L’Union nationale des associations familiales (UNAF) a présenté le 24 septembre 2010, lors d’une journée nationale d’étude organisée avec la Fondation Médéric Alzheimer, un texte intitulé « Ethique et déontologie en protection juridique des majeurs », ayant vocation à devenir un outil pour orienter les décisions, parfois difficiles, auxquelles sont confrontées les Unions départementales des associations familiales (UDAF) sur le terrain, comme le maintien ou non à domicile d’une personne âgée, en fonction de ce qu’elle souhaite, des risques et de l’opinion de la famille. Les valeurs guidant l’action sont la solidarité (priorité à la solidarité au sein de la famille, solidarité publique subsidiaire à la solidarité familiale), le respect des personnes, l’intégrité et le professionnalisme des intervenants. « Chaque personne protégée est dotée d’une histoire et d’aptitudes qui lui sont propres, de souhaits et d’un environnement particuliers. Les intervenants dans l’exercice de la mesure de protection les prennent en considération dans leurs actions quotidiennes et leurs comportements ». Il s’agit donc de développer une protection sur mesure, avec un temps pour observer, comprendre et analyser les difficultés et les potentialités, identifier les modes et choix de vie, personnaliser le projet et adapter l’intervention. « Tenir compte de l’environnement (famille, proches, entourage) constitue un élément indispensable à l’exercice du mandat », souligne l’UNAF, ce qui implique de respecter les relations de la personne protégée avec ses proches, de trouver la juste distance dans la relation avec l’entourage, de prévenir et lutter contre l’isolement de la personne protégée. 

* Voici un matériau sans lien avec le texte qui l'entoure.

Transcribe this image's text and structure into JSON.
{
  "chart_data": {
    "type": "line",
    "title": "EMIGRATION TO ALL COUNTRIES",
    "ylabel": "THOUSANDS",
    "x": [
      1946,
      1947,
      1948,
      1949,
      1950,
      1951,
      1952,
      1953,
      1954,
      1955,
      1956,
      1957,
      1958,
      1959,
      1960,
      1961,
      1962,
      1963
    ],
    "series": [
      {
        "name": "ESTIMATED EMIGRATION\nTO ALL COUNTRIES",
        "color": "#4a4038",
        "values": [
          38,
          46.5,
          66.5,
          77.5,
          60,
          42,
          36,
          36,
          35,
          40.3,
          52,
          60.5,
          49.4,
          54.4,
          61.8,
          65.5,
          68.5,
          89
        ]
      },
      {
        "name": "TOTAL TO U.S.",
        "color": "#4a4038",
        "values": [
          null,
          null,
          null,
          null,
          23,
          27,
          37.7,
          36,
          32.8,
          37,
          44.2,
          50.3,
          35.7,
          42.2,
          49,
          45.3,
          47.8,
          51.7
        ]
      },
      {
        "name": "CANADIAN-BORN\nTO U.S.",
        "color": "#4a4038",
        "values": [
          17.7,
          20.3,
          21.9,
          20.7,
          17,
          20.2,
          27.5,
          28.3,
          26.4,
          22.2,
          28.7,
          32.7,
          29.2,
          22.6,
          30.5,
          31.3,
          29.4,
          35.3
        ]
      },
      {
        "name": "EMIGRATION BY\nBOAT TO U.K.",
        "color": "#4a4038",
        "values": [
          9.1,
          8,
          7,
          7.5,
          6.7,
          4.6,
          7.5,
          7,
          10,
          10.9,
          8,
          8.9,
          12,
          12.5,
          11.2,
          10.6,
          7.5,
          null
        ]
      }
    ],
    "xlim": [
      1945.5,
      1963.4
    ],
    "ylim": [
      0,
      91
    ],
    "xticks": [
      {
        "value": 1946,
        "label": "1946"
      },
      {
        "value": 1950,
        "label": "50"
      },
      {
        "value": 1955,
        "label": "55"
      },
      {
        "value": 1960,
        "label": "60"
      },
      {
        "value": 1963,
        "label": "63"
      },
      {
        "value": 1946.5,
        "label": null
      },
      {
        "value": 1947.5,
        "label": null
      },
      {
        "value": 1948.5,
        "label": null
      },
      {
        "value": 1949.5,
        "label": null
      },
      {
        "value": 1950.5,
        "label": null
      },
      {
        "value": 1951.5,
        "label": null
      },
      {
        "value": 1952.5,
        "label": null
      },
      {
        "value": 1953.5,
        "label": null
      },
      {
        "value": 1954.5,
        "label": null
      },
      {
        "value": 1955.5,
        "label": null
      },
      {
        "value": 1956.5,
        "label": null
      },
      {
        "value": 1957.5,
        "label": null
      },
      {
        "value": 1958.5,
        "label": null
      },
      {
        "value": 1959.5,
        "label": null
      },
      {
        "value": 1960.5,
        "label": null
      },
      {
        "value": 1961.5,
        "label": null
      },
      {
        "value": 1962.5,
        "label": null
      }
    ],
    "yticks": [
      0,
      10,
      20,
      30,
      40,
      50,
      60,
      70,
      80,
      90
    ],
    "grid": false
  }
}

Union nationale des associations familiales. Ethique et déontologie. Enjeux, pratiques et perspectives. www.unaf.fr, septembre 2010. Actualités sociales hebdomadaires, 15 octobre 2010.

Protection juridique : éthique et déontologie (2)

« Le rôle du juge des tutelles est primordial. Il prononce la mesure, désigne le protecteur, autorise ou interdit les actes et surveille l’exercice de la mesure. Au-delà des obligations légales, l’UDAF, mandataire judiciaire, s’engage à entretenir des liens étroits avec le juge et son greffe, dans l’intérêt des personnes protégées ». La mission de protection nécessite de travailler en lien avec différents partenaires, professionnels et de bénévoles, dont les champs d’intervention sont divers : santé, travail, éducation, social, justice, politique… « Compte tenu de la nature et de la diversité des interventions, l’UDAF promeut la complémentarité et la pluridisciplinarité à travers le travail d'équipe, par l’emploi de professionnels issus de formations différentes ». Pour l’UNAF, « la pluralité des cultures professionnelles a pour objectif d’apporter sur les situations, une diversité d’approche qui contribue à une vision commune et partagée. Aucun professionnel ne peut prétendre mener seul une action complexe ».

Union nationale des associations familiales. Ethique et déontologie. Enjeux, pratiques et perspectives. www.unaf.fr, septembre 2010. Actualités sociales hebdomadaires, 15 octobre 2010.